Hairi and Wulli shifted to make room as he emerged and seated himself in the sunlight to rest and fill his lungs with fresh outside air.
“Why do you make that hole?” the Mammoth inquired.
“To bury the body,” Pic replied. “Once covered, the hyenas will find it hard work to dig him out.”
“Umph!” said Wulli. “I thought you were hunting for something in the cave-floor.”
“Whoow!” Pic’s eyes opened wide. “My father told me of something before he died. I had nigh forgotten.”
“What?”
“He was grateful because I helped him. He spoke of treasure that might some day be mine.”
“Treasure? What does that mean?” Hairi asked.
“Something nice. Something I would like to have.” The Ape Boy clapped his hands together. He grinned like a pleased child.
“What is it?”
“Umm—now what is it?” Pic screwed up his face much perplexed. “Agh! I do not know. My father did not say nor did I think to ask.”
“How unfortunate,” said the Mammoth. “Where did he say this treasure was? We can go and find it.”
“In a cave on a mountain side, buried in the floor near the entrance beneath a stone: that is what he said.”
“What cave; what mountain?”
Pic looked blank and threw up his hands, palms outwards.

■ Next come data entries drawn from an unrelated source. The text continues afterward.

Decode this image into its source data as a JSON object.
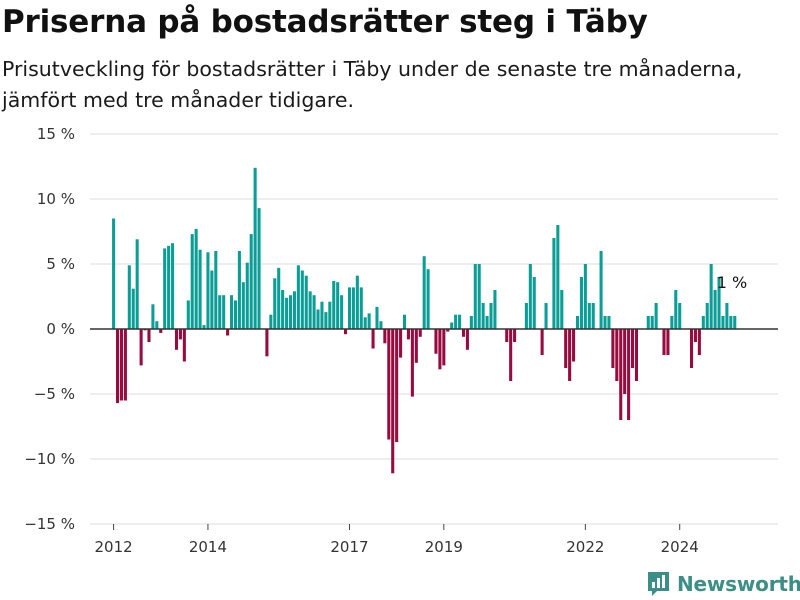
{
  "header": {
    "title": "Priserna på bostadsrätter steg i Täby",
    "subtitle": "Prisutveckling för bostadsrätter i Täby under de senaste tre månaderna, jämfört med tre månader tidigare."
  },
  "brand": {
    "name": "Newsworthy",
    "icon": "bar-chart-logo-icon",
    "color": "#3c8f86"
  },
  "colors": {
    "positive": "#0c9e96",
    "negative": "#970b3f",
    "grid": "#dedede",
    "zero_line": "#333333"
  },
  "chart_data": {
    "type": "bar",
    "title": "Priserna på bostadsrätter steg i Täby",
    "subtitle": "Prisutveckling för bostadsrätter i Täby under de senaste tre månaderna, jämfört med tre månader tidigare.",
    "xlabel": "",
    "ylabel": "",
    "x_start": "2012-01",
    "x_interval": "month",
    "x_range": [
      "2011-07",
      "2026-02"
    ],
    "ylim": [
      -15,
      15
    ],
    "y_ticks": [
      15,
      10,
      5,
      0,
      -5,
      -10,
      -15
    ],
    "y_tick_labels": [
      "15 %",
      "10 %",
      "5 %",
      "0 %",
      "−5 %",
      "−10 %",
      "−15 %"
    ],
    "x_ticks": [
      "2012",
      "2014",
      "2017",
      "2019",
      "2022",
      "2024"
    ],
    "grid": true,
    "legend": "none",
    "values": [
      8.5,
      -5.7,
      -5.5,
      -5.5,
      4.9,
      3.1,
      6.9,
      -2.8,
      -0.1,
      -1.0,
      1.9,
      0.6,
      -0.3,
      6.2,
      6.4,
      6.6,
      -1.6,
      -0.8,
      -2.5,
      2.2,
      7.3,
      7.7,
      6.1,
      0.3,
      5.9,
      4.5,
      6.0,
      2.6,
      2.6,
      -0.5,
      2.6,
      2.2,
      6.0,
      3.6,
      5.1,
      7.3,
      12.4,
      9.3,
      0.0,
      -2.1,
      1.1,
      3.9,
      4.7,
      3.0,
      2.4,
      2.6,
      2.9,
      4.9,
      4.5,
      4.1,
      2.9,
      2.6,
      1.5,
      2.1,
      1.3,
      2.1,
      3.7,
      3.6,
      2.6,
      -0.4,
      3.2,
      3.2,
      4.1,
      3.2,
      0.9,
      1.2,
      -1.5,
      1.7,
      0.6,
      -1.1,
      -8.5,
      -11.1,
      -8.7,
      -2.2,
      1.1,
      -0.8,
      -5.2,
      -2.6,
      -0.6,
      5.6,
      4.6,
      0.0,
      -1.9,
      -3.1,
      -2.8,
      -0.2,
      0.5,
      1.1,
      1.1,
      -0.6,
      -1.6,
      1.0,
      5.0,
      5.0,
      2.0,
      1.0,
      2.0,
      3.0,
      0.0,
      0.0,
      -1.0,
      -4.0,
      -1.0,
      0.0,
      0.0,
      2.0,
      5.0,
      4.0,
      0.0,
      -2.0,
      2.0,
      0.0,
      7.0,
      8.0,
      3.0,
      -3.0,
      -4.0,
      -2.5,
      1.0,
      4.0,
      5.0,
      2.0,
      2.0,
      0.0,
      6.0,
      1.0,
      1.0,
      -3.0,
      -4.0,
      -7.0,
      -5.0,
      -7.0,
      -3.0,
      -4.0,
      0.0,
      0.0,
      1.0,
      1.0,
      2.0,
      0.0,
      -2.0,
      -2.0,
      1.0,
      3.0,
      2.0,
      0.0,
      0.0,
      -3.0,
      -1.0,
      -2.0,
      1.0,
      2.0,
      5.0,
      3.0,
      4.0,
      1.0,
      2.0,
      1.0,
      1.0
    ],
    "annotations": [
      {
        "text": "1 %",
        "at": "last",
        "value": 1.0
      }
    ]
  }
}
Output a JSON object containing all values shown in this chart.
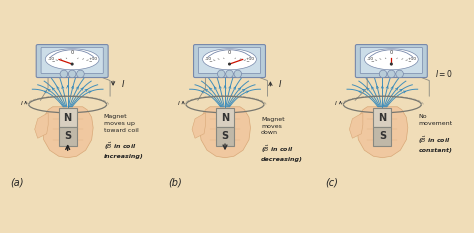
{
  "bg_color": "#f0ddb8",
  "panel_labels": [
    "(a)",
    "(b)",
    "(c)"
  ],
  "annotations_a": [
    "Magnet",
    "moves up",
    "toward coil",
    "($\\vec{B}$ in coil",
    "increasing)"
  ],
  "annotations_b": [
    "Magnet",
    "moves",
    "down",
    "($\\vec{B}$ in coil",
    "decreasing)"
  ],
  "annotations_c": [
    "No",
    "movement",
    "($\\vec{B}$ in coil",
    "constant)"
  ],
  "meter_color": "#b8ccd8",
  "meter_color2": "#ccdde8",
  "meter_border": "#7788aa",
  "magnet_n_color": "#d8cfc0",
  "magnet_s_color": "#c0b8a8",
  "magnet_border": "#888880",
  "field_color": "#3388bb",
  "hand_color_light": "#f0c8a0",
  "hand_color_dark": "#d8a878",
  "needle_angles": [
    40,
    -40,
    0
  ],
  "wire_color": "#888880",
  "coil_color": "#777770",
  "text_color": "#222222",
  "n_field_lines": 11
}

“I am sure I do not know,” he replied helplessly. “I was not thinking of such things just then and forgot to ask.”
“Ooch, ooch,” Wulli snorted. “You should have known that we would like to see it. Is it something to eat!”
“My father did not tell me what is was.”
“What would you think?”
“I don’t know.”
“Nuts or fruits possibly,” Hairi suggested. “Squirrels and other animals sometimes bury them in the ground.”
“The flesh-eaters often act like that. I have seen them,” Wulli declared. “But they hide only bones. The treasure may be bones; who knows?”
“Not bones,” said the Ape Boy with a smile. “Bones without meat would be of no value to a cave-man. As for fruits and nuts, they would rot away. It is something else.”
“What, then?”
“I have no idea.”
The two animals raged inwardly, now that their curiosity was aroused and found nothing to satisfy it. Even Pic felt a new interest in the treasure, of which his father had spoken. He had not thought much about it at the time. His interest in the sick man had precluded all else. Now he inwardly rebuked himself for his lack of foresight. He might have learned the nature of the treasure and its place of concealment; but now his father was dead and the secret had died with him.
“Then the only thing to be done is to go and look for it,” the Mammoth suggested. “There are many caves. We can search them all.”
“The stone will help us,” said Pic, his hopes rising. “A stone in the floor marks the spot. I know of many caves; this one, mine upon the Rock and others; but none of them have stones in the floor. I am certain of that. When I have finished my task, we can determine what is to be done.”